Толстячок рассмеялся.
- Конечно, - сказал он. - В таком случае я вас не задерживаю. Приятно было познакомиться.
- Взаимно, - рявкнул Луций Домиций через плечо, увлекаемый мной в переулок. Как только мы надежно укрылись в тени, я погнал его бегом, и мы не останавливались, пока не оставили за спиной четыре или пять поворотов.
- Что, блин, на тебя нашло? - сказал Луций Домиций, отдышавшись. - С чего понадобилось так нестись?
Я стоял, упершись руками в колени.
- Этот человек, - сказал я.
- А что с ним?
- Остия, - трудно говорить, когда твои легкие будто зажимают в тисках. - Помнишь, я рассказывал тебе. Я сидел у стены, жалея себя, и какой-то совершенно незнакомый мужик подошел и дал мне денарий.
Луций Домиций кивнул.
- И что?
- Это был он.
- Что? - он вылупился на меня. - Ты уверен?
- Совершенно, твою мать, так точно.
- Но... - он некоторое время стоял, открывая и закрывая рот, будто пытался заговорить, но все слова как раз конфисковали приставы. - Ты шутишь, - сказал он наконец.
- Ну да, конечно. Я все придумал. Пошел в жопу, Луций Домиций. Клянусь тебе, это тот же человек. Клочковатая борода, кругленький животик и лицо, как у кролика.
- Должно быть, совпадение, - сказал он, но таким тоном, что было очевидно - он и сам в это не верит, так что я и спорить не стал. - Итак, - продолжал он, - кто он такой, по твоему мнению?
- Понятия не имею. Но у меня самое легкое подозрение, что нам он не друг.
- Но это черт-те что, - он поскреб подбородок так яростно, что чудом не пустил себе кровь.
- Мне не показалось, что он тебя узнал. Я хочу сказать, что если это тот же человек, и он нас выследил, конечно, он должен был знать, что раз вы с ним уже встречались, то ты узнаешь его, если он к нам подойдет.

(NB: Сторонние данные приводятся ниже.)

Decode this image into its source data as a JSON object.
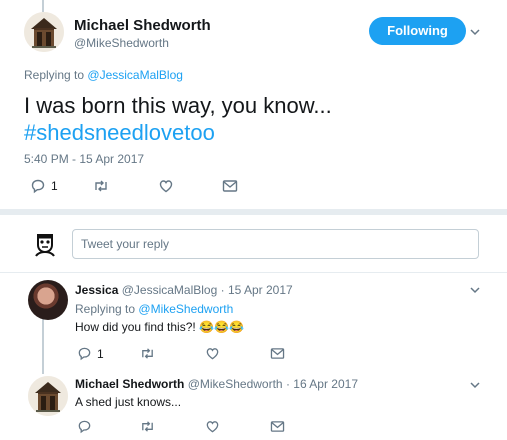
{
  "main_tweet": {
    "name": "Michael Shedworth",
    "handle": "@MikeShedworth",
    "follow_label": "Following",
    "replying_to_label": "Replying to",
    "replying_to_handle": "@JessicaMalBlog",
    "text": "I was born this way, you know...",
    "hashtag": "#shedsneedlovetoo",
    "timestamp": "5:40 PM - 15 Apr 2017",
    "reply_count": "1",
    "retweet_count": "",
    "like_count": ""
  },
  "reply_box": {
    "placeholder": "Tweet your reply"
  },
  "replies": [
    {
      "name": "Jessica",
      "handle": "@JessicaMalBlog",
      "date": "15 Apr 2017",
      "replying_to_label": "Replying to",
      "replying_to_handle": "@MikeShedworth",
      "text": "How did you find this?!",
      "emoji": "😂😂😂",
      "reply_count": "1"
    },
    {
      "name": "Michael Shedworth",
      "handle": "@MikeShedworth",
      "date": "16 Apr 2017",
      "text": "A shed just knows...",
      "reply_count": ""
    }
  ],
  "separator": "·",
  "colors": {
    "accent": "#1da1f2",
    "muted": "#657786",
    "divider": "#e6ecf0"
  }
}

- Значит, его это не волновало, - сказал я. - Думаю, он специально так сделал, чтобы мы знали, что он по наши души. Просто чтобы помучить нас, напугать нас до потери пульса, прежде чем убить.
Луций Домиций насупился.
- Это ты так говоришь, - сказал он. - Но на самом деле он просто маленький жирняй, мы уделаем его со связанными руками.
- Ну да, конечно, - сказал я. - Если только в следующий раз он не явится с двумя взводами городской стражи на пятках.
- Ему сначала понадобится нас найти.
- Ну, в последний раз у него неплохо получилось.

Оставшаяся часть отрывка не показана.